Di dati aperti (Open Data), particolare categoria di Big Data che deve disporre di due principali caratteristiche, disponibilità di accesso e libertà di utilizzo e ridistribuzione, si è molto discusso in termini di valore generato, sia per l’innovazione nel settore pubblico e privato, sia per la cittadinanza nel suo complesso. Il settore pubblico costituisce il principale e più famoso produttore e “divulgatore” di dati aperti (Open Government Data), tuttavia anche numerose organizzazioni private possono rendere pubblici alcuni dati non sensibili generati al proprio interno.
I principali benefici attesi del loro riuso e, in particolare, della loro analisi e interoperabilità, possono essere generati direttamente in termini di valore aggiunto lordo e crescita dei ricavi di mercato, nell’aumento del numero di posti di lavoro coinvolti nell’indotto, e nella riduzione dei costi operativi, esattamente come per la macro-categoria di “Grandi Dati” a cui gli Open Data appartengono. Al contempo, vantaggi economici indiretti possono derivare dal contributo offerto dai dati all’economia della conoscenza, una maggiore efficienza nei servizi pubblici o, in termini più generali, alla crescita dei mercati collegati ed a un incremento della capacità decisionale. Un possibile incremento della partecipazione e della responsabilità civica grazie ad una maggiore trasparenza e libero accesso ai dati governativi sono alcuni tra i principali benefici che il riutilizzo dei Big Data e degli Open Data può generare, inoltre, a livello politico-sociale.

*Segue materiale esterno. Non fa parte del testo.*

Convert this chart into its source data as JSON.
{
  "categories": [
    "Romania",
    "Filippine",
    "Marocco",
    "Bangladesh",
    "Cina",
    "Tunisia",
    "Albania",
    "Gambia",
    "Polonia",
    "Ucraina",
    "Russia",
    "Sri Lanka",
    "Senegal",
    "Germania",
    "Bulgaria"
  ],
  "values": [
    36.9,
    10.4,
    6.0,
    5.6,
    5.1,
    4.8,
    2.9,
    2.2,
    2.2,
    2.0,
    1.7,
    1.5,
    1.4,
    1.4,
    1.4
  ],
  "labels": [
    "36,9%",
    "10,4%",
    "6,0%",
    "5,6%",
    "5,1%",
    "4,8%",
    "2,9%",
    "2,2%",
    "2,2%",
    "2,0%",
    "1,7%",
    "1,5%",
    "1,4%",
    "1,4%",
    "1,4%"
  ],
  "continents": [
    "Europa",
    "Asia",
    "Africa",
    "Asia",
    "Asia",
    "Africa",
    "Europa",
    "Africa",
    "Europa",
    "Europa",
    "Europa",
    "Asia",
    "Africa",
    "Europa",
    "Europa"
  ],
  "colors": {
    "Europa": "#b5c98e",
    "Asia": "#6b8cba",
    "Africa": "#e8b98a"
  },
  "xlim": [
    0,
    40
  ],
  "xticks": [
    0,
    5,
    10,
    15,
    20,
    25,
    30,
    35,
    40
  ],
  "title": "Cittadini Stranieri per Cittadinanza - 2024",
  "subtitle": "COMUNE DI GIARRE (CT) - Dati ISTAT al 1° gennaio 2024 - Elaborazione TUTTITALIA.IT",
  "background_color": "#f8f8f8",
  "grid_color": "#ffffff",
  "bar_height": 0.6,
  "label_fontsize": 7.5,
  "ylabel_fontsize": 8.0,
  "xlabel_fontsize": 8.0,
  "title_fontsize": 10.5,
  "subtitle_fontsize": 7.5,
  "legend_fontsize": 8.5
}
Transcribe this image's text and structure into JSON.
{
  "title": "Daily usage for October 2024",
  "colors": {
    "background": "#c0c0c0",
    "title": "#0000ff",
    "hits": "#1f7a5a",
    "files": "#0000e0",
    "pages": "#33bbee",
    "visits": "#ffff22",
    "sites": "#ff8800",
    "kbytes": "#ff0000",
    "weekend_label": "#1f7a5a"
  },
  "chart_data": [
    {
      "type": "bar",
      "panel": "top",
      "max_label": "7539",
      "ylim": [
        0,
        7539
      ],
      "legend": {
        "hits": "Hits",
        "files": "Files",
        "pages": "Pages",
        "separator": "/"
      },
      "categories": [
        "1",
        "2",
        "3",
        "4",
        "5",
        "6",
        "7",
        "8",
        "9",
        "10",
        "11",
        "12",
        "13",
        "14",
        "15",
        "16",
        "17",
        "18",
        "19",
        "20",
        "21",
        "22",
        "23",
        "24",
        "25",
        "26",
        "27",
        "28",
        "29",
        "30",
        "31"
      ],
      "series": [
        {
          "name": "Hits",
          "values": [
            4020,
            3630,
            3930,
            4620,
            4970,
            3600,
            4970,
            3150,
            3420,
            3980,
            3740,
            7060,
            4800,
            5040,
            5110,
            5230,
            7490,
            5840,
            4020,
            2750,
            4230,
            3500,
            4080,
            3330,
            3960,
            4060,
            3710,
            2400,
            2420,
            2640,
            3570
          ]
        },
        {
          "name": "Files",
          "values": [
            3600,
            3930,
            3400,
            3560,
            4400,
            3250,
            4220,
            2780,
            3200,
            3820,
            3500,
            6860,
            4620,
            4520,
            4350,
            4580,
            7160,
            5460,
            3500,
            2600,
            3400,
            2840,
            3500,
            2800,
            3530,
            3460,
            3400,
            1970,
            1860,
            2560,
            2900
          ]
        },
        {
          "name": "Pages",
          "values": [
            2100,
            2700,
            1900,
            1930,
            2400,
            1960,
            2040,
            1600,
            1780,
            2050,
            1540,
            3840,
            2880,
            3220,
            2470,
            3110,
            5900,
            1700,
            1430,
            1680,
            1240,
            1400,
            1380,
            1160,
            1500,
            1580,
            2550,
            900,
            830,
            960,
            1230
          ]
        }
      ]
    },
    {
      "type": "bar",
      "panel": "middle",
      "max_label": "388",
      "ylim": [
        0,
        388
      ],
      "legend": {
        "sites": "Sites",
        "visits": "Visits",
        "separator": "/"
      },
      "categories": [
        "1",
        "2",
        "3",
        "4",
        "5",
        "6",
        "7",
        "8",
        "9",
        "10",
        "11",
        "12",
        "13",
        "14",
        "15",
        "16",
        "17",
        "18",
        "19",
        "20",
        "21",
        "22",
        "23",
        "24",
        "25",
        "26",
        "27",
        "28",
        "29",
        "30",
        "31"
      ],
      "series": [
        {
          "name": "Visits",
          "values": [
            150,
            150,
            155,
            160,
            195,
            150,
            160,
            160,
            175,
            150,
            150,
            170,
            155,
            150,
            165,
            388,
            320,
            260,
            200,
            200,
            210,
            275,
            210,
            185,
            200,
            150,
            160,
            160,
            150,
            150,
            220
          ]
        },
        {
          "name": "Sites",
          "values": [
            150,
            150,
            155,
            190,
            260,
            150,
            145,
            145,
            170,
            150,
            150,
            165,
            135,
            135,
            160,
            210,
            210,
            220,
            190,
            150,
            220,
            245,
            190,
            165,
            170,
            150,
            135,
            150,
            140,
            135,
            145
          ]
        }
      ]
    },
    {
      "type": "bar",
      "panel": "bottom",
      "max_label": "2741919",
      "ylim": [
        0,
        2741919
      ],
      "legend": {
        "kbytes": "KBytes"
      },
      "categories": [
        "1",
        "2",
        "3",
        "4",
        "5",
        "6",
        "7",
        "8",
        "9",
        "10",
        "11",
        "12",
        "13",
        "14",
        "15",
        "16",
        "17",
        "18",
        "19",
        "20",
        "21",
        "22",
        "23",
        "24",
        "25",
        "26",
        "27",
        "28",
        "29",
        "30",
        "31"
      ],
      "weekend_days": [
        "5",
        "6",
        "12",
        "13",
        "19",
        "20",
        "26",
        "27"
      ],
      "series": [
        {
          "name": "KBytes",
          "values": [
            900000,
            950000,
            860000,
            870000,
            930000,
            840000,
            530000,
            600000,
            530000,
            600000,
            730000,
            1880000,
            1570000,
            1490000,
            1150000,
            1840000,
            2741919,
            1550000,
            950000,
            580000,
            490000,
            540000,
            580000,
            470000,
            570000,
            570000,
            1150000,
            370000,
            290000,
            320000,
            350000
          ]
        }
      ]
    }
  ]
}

In concomitanza con la messa online del Portale Europeo dei Dati nel Novembre del 2015, dedicato alla libera circolazione di dati governativi comunitari, l’Unione Europea ha stimato il valore di mercato diretto generabile dal riutilizzo degli Open Data in 55,3 miliardi di euro, con una crescita prevista di quasi il 37% per il 2020, anno in cui il mercato viene stimato in 75,7 miliardi di euro. Il mercato totale degli Open Data è stato calcolato tra 193 e 209 miliardi di Euro, con un mercato totale cumulativo previsto compreso tra i 1.138 e i 1.229 miliardi di euro [Figura 01].
La Pubblica Amministrazione sarà la maggiore beneficiaria di una politica di apertura dei dati, con un valore stimato di 22 miliardi di euro nel 2020, confermando il trend secondo cui proprio il settore pubblico riutilizza in gran parte i dati che crea, a beneficio della collettività in particolare in termini di maggiore efficienza e riduzione degli sprechi [Figura 02]. Anche il settore dell’Industria e dei Trasporti vede comunque un contributo che si aggirerà intorno ai 10 milioni di €, grazie all’interoperabilità di dati resi pubblici e riutilizzabili.
Valori interessanti, se consideriamo che negli anni compresi tra il 2006 e il 2015, la crescita del mercato diretto degli Open Data è stata maggiore della crescita combinata del Prodotto Interno Lordo dei 28 Paesi membri dell’Unione Europea, mentre si prevede che a fine 2016 il riuso e l’analisi dei dati aperti contribuiranno per lo 0,37% del PIL dell’Unione.
Risultati positivi e ottimismo nelle stime sono primariamente dovuti al buon livello di maturità nell’adozione di politiche per la diffusione e il riutilizzo degli Open Data raggiunto dai Paesi membri. L’uscita del Regno Unito dall’Unione Europea implicherà molto probabilmente una revisione delle stime al ribasso della valutazione del mercato, nonché probabilmente anche una riduzione dei benefici indiretti in termini di empowerment e condivisione delle informazioni.
Al contempo, mettere a disposizione set di dati per il libero riuso è solo il primo passo: giuste politiche governative e capacità di analisi e di gestione della Data Value Chain risultano necessarie per trarre reale valore dai dati e stimolare l’Innovazione, anche in ambito privato. Perché ovviamente, quando si parla di Big Data, il vero valore si trova nel loro utilizzo e trasformazione in insight di valore, tramite strumenti di Advanced Analytics e sensibilità nei confronti del dato.